Article I of the Constitution deals with the legislative branch while Articles II and III deal with the executive and judicial branches. Congress comes first because they make the laws. The President, whomever that may be, is charged with executing the laws. And the courts interpret the laws and determine constitutionality. All three are equal, and one cannot try to take control of the other, though there are ways to provide checks and balances.

So, when Trump refused to release $391 million in military aid Congress passed to help Ukraine defend themselves against Russian aggression, he blatantly refused to execute the law. Making things even worse, he froze the aid to extract a favor that would politically benefit himself. In short, Trump usurped the power of Congress, and his lawyers actually told him that the president has the power to do so.

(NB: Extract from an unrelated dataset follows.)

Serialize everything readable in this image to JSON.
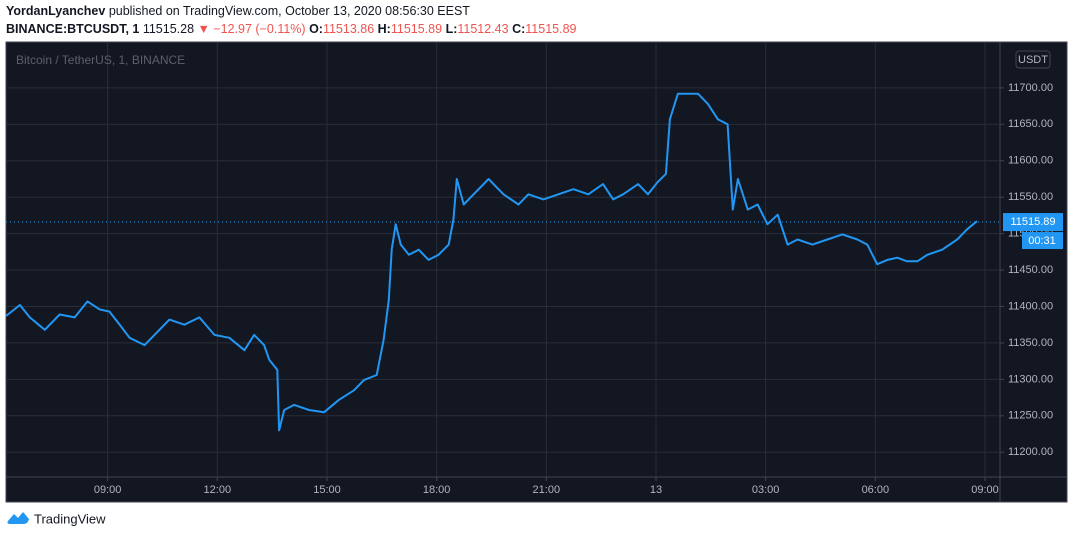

The New York Times has been seeking documents by filing Freedom of Information Act requests, and those requests have been successful at securing documents that are very revealing, including one showing that chief of staff Mick Mulvaney sent an email from Air Force One seeking an answer as to whether or not Trump can withhold the aid even though he had been repeatedly warned that delaying the aid would be a disastrous move.

And just like when former President George W. Bush’s lawyers agreed that torture is somehow legal even though it violates American and international law, Trump’s lawyers insisted that the president can usurp congressional power.

According to a New York Times report:

“The president, the lawyers believed, could ignore the requirements of the Impoundment Control Act and continue to hold the aid by asserting constitutional commander in chief powers that give him authority over diplomacy. He could do so, they believed, if he determined that, based on existing circumstances, releasing the money would undermine military or diplomatic efforts.”

The report went on to note that Trump’s lawyers “were developing an argument — not previously divulged publicly — that Mr. Trump’s role as commander in chief would simply allow him to override Congress on the issue.”

As it turns out, former National Security Adviser John Bolton is one such official who warned Trump against freezing the aid. So did Secretary of State Mike Pompeo and Secretary of Defense Mark Esper, Therefore, testimony from all three of them plus Mulvaney is absolutely more necessary than ever in the impending Senate impeachment trial.

The president possesses no such power. He abused his power and proceeded to openly obstruct Congress.

Harvard law professor Laurence Tribe responded to the report on Twitter:

He’s right. It is devastating. Trump is literally trying to argue that he has the power to override laws passed by Congress. While the president can veto and sign legislation, he certainly cannot refuse to release aid appropriated by Congress. Even the Supreme Court ruled as such when former President Nixon tried a similar scheme. Congress responded by passing the Impoundment Control Act of 1974 to prevent presidents from ever refusing to release appropriations. By freezing aid to Ukraine, Trump broke the law.

The three branches of government are vital to our country’s survival. If Trump were allowed to seize control of Congress, our democracy would be lost and we would have a dictatorship. The lawyers who crafted this excuse to give Trump more power should be fired and disbarred. And Trump himself should be removed from office. Because this assault on Article I of the Constitution cannot stand.